Night Of The Big Heat - a 1967 Christopher Lee and Peter Cushing joint I hadn't seen before, that happened to be on one of the more obscure channels I could pick up while staying in a hotel. In the middle of winter, a Scottish island suffers an inexplicable extreme heatwave. Turns out it's aliens. It aims for a kind of Night Of The Living Dead/Day Of The Triffids vibe where a lot of the horror comes from the survivors being trapped in one place and getting on each other's nerves to build tension, but where it lands is lots of irrelevant talk, irritating characters, and fuck all happening, with aliens only showing up at the very end and being dispatched in record time. A bit shit.

The Blood Beast Terror - a 1968 horror watched in the same circumstances as above, once again starring Peter Cushing. He plays a 19th century detective investigating a string of murders that turn out to have been committed by a vampiric were-moth. A giant moth that can turn into a beautiful woman, and drinks human blood for reasons. Cushing is good, but the film is dogshit. It might have been alright with a bit more of a budget, even if it were on the lines of Hammer's output at the time, to give it enough period atmosphere to distract from the flimsy premise. Awful.

Galaxy Quest - as close to five stars as you can get, really, a masterpiece. One of the three best Star Trek films. I hadn't seen it in years, stuck it on while I was getting ready to go out, and ended up running late because I had to watch until the end. Smart writing and great performances means it outperforms its rather hokey premise, and even representing the fans of its own genre as pathetic shut-in dweebs a la Ready To Rumble is forgivable. By Grabthar's Hammer, what a savings.

The Wonderful Story of Henry Sugar - I thought this was bobbins. Like a student film trying to do Wes Anderson, all of the tropes and none of the charm.

 

Late Night With The Devil - One I actually bothered going to see in the cinema; didn't know much about it, other than figuring the premise was a late night talk show deal. I've seen so much hauntology stuff deriving horror and uncanniness from 1970s British TV formats and retro tech - in places this felt like it could be a feature length Inside No. 9 - but never as far as I can recall seen the same approach applied to glitzy American TV, so that was a fun touch. The period attention to detail is fantastic, one of the characters being a James Randi stand-in got a big pop out of me, as did other nods to conspiracy culture and the '70s occult craze, and I liked almost all of it, up until the closing ten minutes. It felt either like the filmmakers lost confidence in their ability to tell their story in the format they had chosen, or like focus groups had told them they needed to over-explain everything, because at the end they abandon everything that gave the movie its charm, in favour of lazy horror clichÊs and exposition, over-explaining things that were already pretty clear in the film as a whole if you'd just been paying attention. If the movie ended at the end of the "episode", it would have been far better, and if they must tie up any loose ends, there would have been more thematically appropriate ways to do it - a montage of news clips or headlines over the credits would have been my choice. 

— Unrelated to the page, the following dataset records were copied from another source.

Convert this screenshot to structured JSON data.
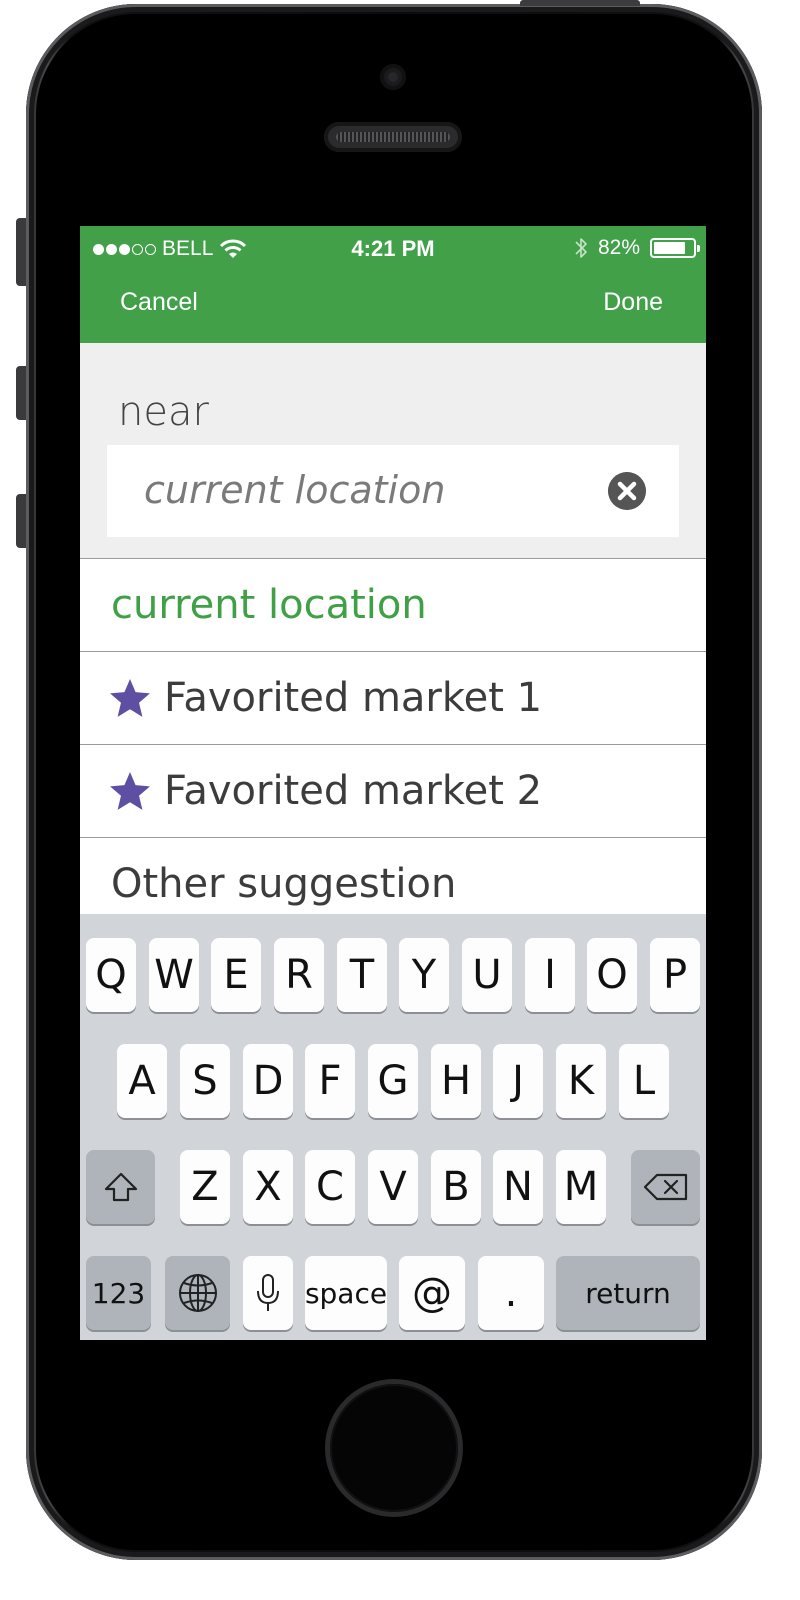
{
  "status_bar": {
    "carrier": "BELL",
    "time": "4:21 PM",
    "battery": "82%",
    "battery_level": 0.82,
    "signal_bars_filled": 3,
    "signal_bars_total": 5,
    "icons": [
      "signal-dots-icon",
      "wifi-icon",
      "bluetooth-icon",
      "battery-icon"
    ]
  },
  "nav": {
    "cancel_label": "Cancel",
    "done_label": "Done",
    "color": "#41a048"
  },
  "search": {
    "label": "near",
    "placeholder": "current location",
    "value": "",
    "clear_icon": "clear-x-icon"
  },
  "suggestions": {
    "current_location": "current location",
    "favorites": [
      "Favorited market 1",
      "Favorited market 2"
    ],
    "favorite_icon": "star-icon",
    "favorite_color": "#5e4fa2",
    "other": "Other suggestion"
  },
  "keyboard": {
    "row1": [
      "Q",
      "W",
      "E",
      "R",
      "T",
      "Y",
      "U",
      "I",
      "O",
      "P"
    ],
    "row2": [
      "A",
      "S",
      "D",
      "F",
      "G",
      "H",
      "J",
      "K",
      "L"
    ],
    "row3": [
      "Z",
      "X",
      "C",
      "V",
      "B",
      "N",
      "M"
    ],
    "numbers_label": "123",
    "space_label": "space",
    "at_label": "@",
    "period_label": ".",
    "return_label": "return",
    "icons": [
      "shift-icon",
      "delete-icon",
      "globe-icon",
      "microphone-icon"
    ]
  }
}
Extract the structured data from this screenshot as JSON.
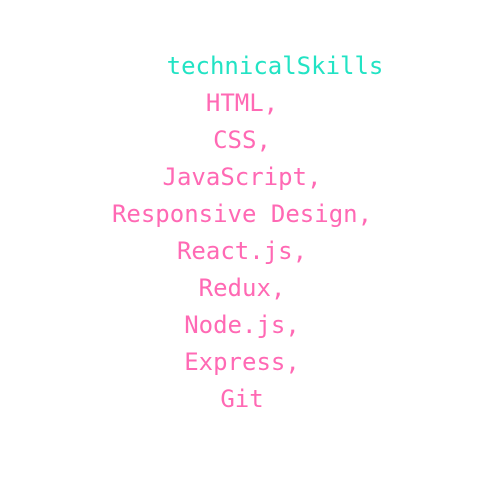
{
  "heading": "technicalSkills",
  "skills": [
    "HTML,",
    "CSS,",
    "JavaScript,",
    "Responsive Design,",
    "React.js,",
    "Redux,",
    "Node.js,",
    "Express,",
    "Git"
  ],
  "colors": {
    "heading": "#22e3c4",
    "skill": "#ff69b4",
    "background": "#ffffff"
  }
}
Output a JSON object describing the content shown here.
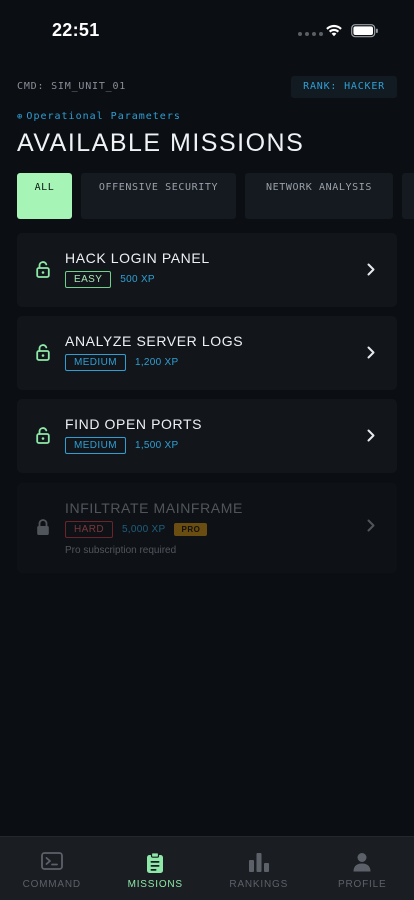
{
  "status_bar": {
    "time": "22:51",
    "wifi_icon": "wifi-icon",
    "battery_icon": "battery-icon"
  },
  "header": {
    "cmd_label": "CMD: SIM_UNIT_01",
    "rank_badge": "RANK: HACKER",
    "subtitle_icon": "⊕",
    "subtitle": "Operational Parameters",
    "title": "AVAILABLE MISSIONS"
  },
  "filters": [
    {
      "label": "ALL",
      "active": true
    },
    {
      "label": "OFFENSIVE SECURITY",
      "active": false
    },
    {
      "label": "NETWORK ANALYSIS",
      "active": false
    }
  ],
  "missions": [
    {
      "title": "HACK LOGIN PANEL",
      "difficulty": "EASY",
      "xp": "500 XP",
      "locked": false
    },
    {
      "title": "ANALYZE SERVER LOGS",
      "difficulty": "MEDIUM",
      "xp": "1,200 XP",
      "locked": false
    },
    {
      "title": "FIND OPEN PORTS",
      "difficulty": "MEDIUM",
      "xp": "1,500 XP",
      "locked": false
    },
    {
      "title": "INFILTRATE MAINFRAME",
      "difficulty": "HARD",
      "xp": "5,000 XP",
      "pro_badge": "PRO",
      "note": "Pro subscription required",
      "locked": true
    }
  ],
  "tab_bar": [
    {
      "label": "COMMAND",
      "icon": "terminal-icon",
      "active": false
    },
    {
      "label": "MISSIONS",
      "icon": "clipboard-icon",
      "active": true
    },
    {
      "label": "RANKINGS",
      "icon": "bar-chart-icon",
      "active": false
    },
    {
      "label": "PROFILE",
      "icon": "person-icon",
      "active": false
    }
  ],
  "colors": {
    "background": "#0b0e12",
    "accent_green": "#a6f5b7",
    "accent_blue": "#2f9fd3",
    "hard_red": "#b8393f",
    "pro_gold": "#b8820f"
  }
}
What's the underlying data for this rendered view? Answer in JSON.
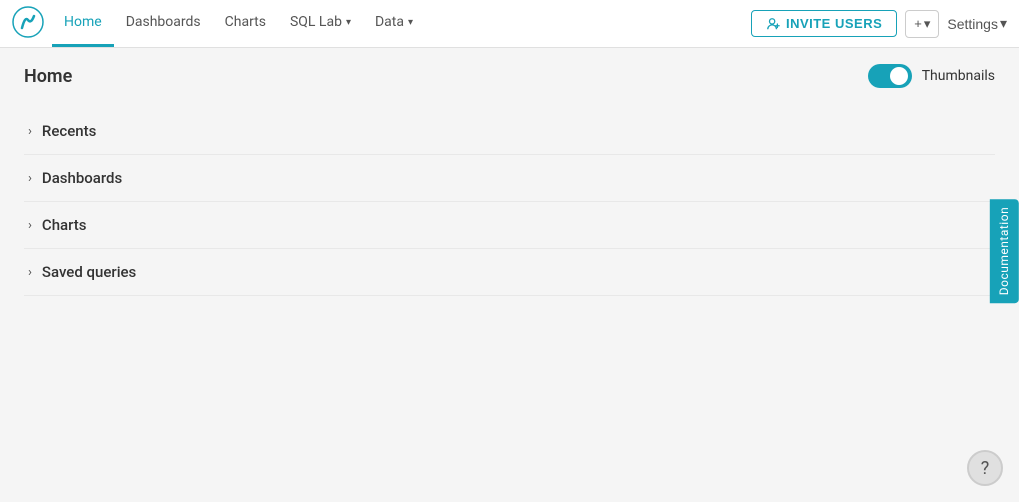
{
  "nav": {
    "logo_alt": "Preset logo",
    "items": [
      {
        "label": "Home",
        "active": true,
        "has_dropdown": false
      },
      {
        "label": "Dashboards",
        "active": false,
        "has_dropdown": false
      },
      {
        "label": "Charts",
        "active": false,
        "has_dropdown": false
      },
      {
        "label": "SQL Lab",
        "active": false,
        "has_dropdown": true
      },
      {
        "label": "Data",
        "active": false,
        "has_dropdown": true
      }
    ],
    "invite_button_label": "INVITE USERS",
    "plus_button_label": "+",
    "settings_label": "Settings"
  },
  "page": {
    "title": "Home",
    "thumbnails_label": "Thumbnails",
    "toggle_on": true
  },
  "sections": [
    {
      "label": "Recents"
    },
    {
      "label": "Dashboards"
    },
    {
      "label": "Charts"
    },
    {
      "label": "Saved queries"
    }
  ],
  "doc_tab": {
    "label": "Documentation"
  },
  "help_icon": "?"
}
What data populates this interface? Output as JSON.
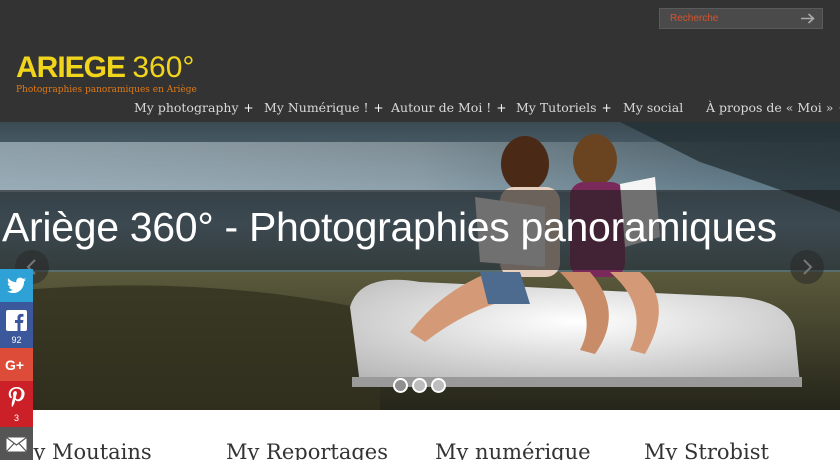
{
  "search": {
    "placeholder": "Recherche"
  },
  "logo": {
    "main": "ARIEGE",
    "number": "360°",
    "tagline": "Photographies panoramiques en Ariège"
  },
  "nav": [
    {
      "label": "My photography",
      "has_submenu": true,
      "submenu_marker": "+"
    },
    {
      "label": "My Numérique !",
      "has_submenu": true,
      "submenu_marker": "+"
    },
    {
      "label": "Autour de Moi !",
      "has_submenu": true,
      "submenu_marker": "+"
    },
    {
      "label": "My Tutoriels",
      "has_submenu": true,
      "submenu_marker": "+"
    },
    {
      "label": "My social",
      "has_submenu": false,
      "submenu_marker": ""
    },
    {
      "label": "À propos de « Moi »",
      "has_submenu": true,
      "submenu_marker": "+"
    }
  ],
  "hero": {
    "title": "Ariège 360° - Photographies panoramiques",
    "slide_count": 3,
    "active_slide": 1
  },
  "sections": [
    {
      "heading": "My Moutains"
    },
    {
      "heading": "My Reportages"
    },
    {
      "heading": "My numérique"
    },
    {
      "heading": "My Strobist"
    }
  ],
  "share": {
    "twitter": {
      "icon": "twitter-bird-icon",
      "color": "#2ea2d7",
      "count": ""
    },
    "facebook": {
      "icon": "facebook-f-icon",
      "color": "#3a589b",
      "count": "92"
    },
    "googleplus": {
      "icon": "google-plus-icon",
      "color": "#dd4b39",
      "count": ""
    },
    "pinterest": {
      "icon": "pinterest-p-icon",
      "color": "#cb2027",
      "count": "3"
    },
    "email": {
      "icon": "envelope-icon",
      "color": "#555555",
      "count": ""
    }
  },
  "colors": {
    "header_bg": "#333333",
    "logo_yellow": "#f0d51c",
    "tagline_orange": "#e07a14",
    "nav_text": "#d9d9d9"
  }
}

The Iron Claw - finally watched this one, long after I intended to. I thought it was good - I almost wrote that I enjoyed it, but that's not the word. It was unrelentingly bleak, and the way they tightened up the timeline only made it more so. It's a story I know inside and out so there were things not included that I was surprised by, but that was balanced out by minor details that I really enjoyed. The main cast were all really good, the guy playing Fritz was fantastic in that you never got the impression he was being played as a villain, and he believed everything he was saying. I think it could perhaps have done more to show how huge the Von Erichs were as stars, to get across why they'd be putting themselves through all this, though Fritz's obsession with the NWA Title carried enough weight in that regard to make up for it. As everyone has said, the guy playing Ric Flair was awful, but it wasn't his film, so I don't actually mind that much - he got the point across without just doing an impression, and that's all he needed to do. He was only in it for a few seconds, but the bloke they had playing Jerry Jarrett nailed it.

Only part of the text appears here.